Pajarinen wird zur tragischen Figur
19 Uhr: NFL Minnesota Vikings bei Green Bay Packers live bei RTL+
19 Uhr: NFL Philadelphia Eagles bei Tampa Bay Buccaneers live bei RTL
22:25 Uhr: Kansas City Chiefs bei Los Angeles Chargers live bei RTL
Rhein Fire ließ sich nicht beeindrucken. Clark fand den MVP der Saison Glen Toonga und dieser erzielte den ersten Touchdown. Scooters legendärer Song „Fire“ dröhnte vom Band. Nicht zum letzten Mal an diesem Nachmittag, der plötzlich so unglaublich einseitig wurde. Rhein war on fire und die Vikings völlig aus der Bahn geworfen. Die tragische Figur war der Finne Karri Pajarinen. Der Runningback ist eine der bevorzugten Optionen von Ausrüster Holmes fürs Passen und Empfangen im Angriff. Und er zeigte auch, warum das eigentlich so ist. Der Finne nahm einen Pass an und startete einen überragenden Lauf, doch am Ende schlug ihm Flamur Simon den Ball aus der Hand. Fire hatte den Ball in Ballbesitz und flog davon.

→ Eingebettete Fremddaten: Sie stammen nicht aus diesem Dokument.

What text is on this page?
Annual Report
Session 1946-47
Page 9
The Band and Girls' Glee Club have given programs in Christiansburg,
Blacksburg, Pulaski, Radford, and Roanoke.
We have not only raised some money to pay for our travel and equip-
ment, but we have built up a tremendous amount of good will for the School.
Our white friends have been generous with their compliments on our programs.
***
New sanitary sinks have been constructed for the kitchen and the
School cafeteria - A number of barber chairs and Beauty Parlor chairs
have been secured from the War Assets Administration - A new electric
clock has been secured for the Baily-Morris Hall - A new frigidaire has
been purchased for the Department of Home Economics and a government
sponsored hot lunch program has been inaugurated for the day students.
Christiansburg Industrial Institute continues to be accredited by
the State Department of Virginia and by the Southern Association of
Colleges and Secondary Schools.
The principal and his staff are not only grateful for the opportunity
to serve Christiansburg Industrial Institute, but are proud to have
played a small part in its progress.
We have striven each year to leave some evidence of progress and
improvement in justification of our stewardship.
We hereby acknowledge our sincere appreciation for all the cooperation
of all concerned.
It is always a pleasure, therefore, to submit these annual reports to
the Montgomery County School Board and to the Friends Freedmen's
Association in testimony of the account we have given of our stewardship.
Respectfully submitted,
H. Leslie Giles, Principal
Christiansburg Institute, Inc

Beim nächsten Drive der Vikings verlor Pajarinen erneut den Ball, Omari Williams köpfte ihn dem Finnen bei einem Tackle aus der Hand. Er musste sich anschließend von seinen Mitspielern trösten lassen und zusehen, wie die Düsseldorfer das zweite Viertel mit 23:7 gewannen. Als Tritt in den Hintern bekamen die Vikings den letzten Drive von Rhein Fire mit in die Kabine. Clark warf einen sensationellen 44-Yard-Pass auf den überragenden und unaufhaltsamen Wide Receiver Kelvin McKnight. Davon erholten sich die Vikings nie mehr. Es kam sogar noch schlimmer. Quarterback Holmes, der beste der Saison, fand fast keine Passoptionen und wurde mehrfach von Fires Riesen umgerannt. Der NFL-erfahrene Coach Jim Tomsula, ein Defensiv-Hüne, hatte Fire den perfekten Plan geliefert und bedankte sich später bei fast allen im Stadion auf einer emotionalen Ehrenrunde. Die Rhein-Fire-Fans waren bestens gelaunt und deutlich in der Überzahl, was natürlich auch an der geografischen Nähe lag.
Balsam nach einer schwierigen Saison
Der ELF wurde zum Abschluss einer schwierigen Saison ein großes, stimmungsvolles, wenn auch nicht gerade spannendes Finale geboten. Der Weg zur Professionalisierung des Sports in Europa ist ein mühsamer. Der Zuschauerschnitt einiger Franchises war unbefriedigend, die Liga setzt jedoch weiterhin auf Expansion. Am Rande des Meisterschaftsspiels wurde bekannt gegeben, dass Nordic Storm in der kommenden Saison der Liga beitreten wird. Auch die Barcelona Dragons, das größte Sorgenkind der ELF, bleiben in der Liga. Das Team aus der katalanischen Metropole setzte das Hinspiel gegen die Münchner Ravens beim Stand von 0:54 nicht fort und verlor das Rückspiel 0:90. „Das enttäuscht uns“, sagte Esume.
Von dieser Enttäuschung war am Sonntag nichts zu spüren. 20.000 Fans bei der Power-Party, dazu Partygast Andre Schnurra, der während der Fußball-EM zur Saxophon-Sensation wurde, und der absolute Zuschauerrekord auf Schalke. Esume sagte: „Wenn du das hier siehst, weißt du, wofür du das machst.“ Die Stadt Gelsenkirchen ist kein Drecksloch mehr, kein Schnellkirchen mehr, sondern Fußballstadt. Was für ein Sommer.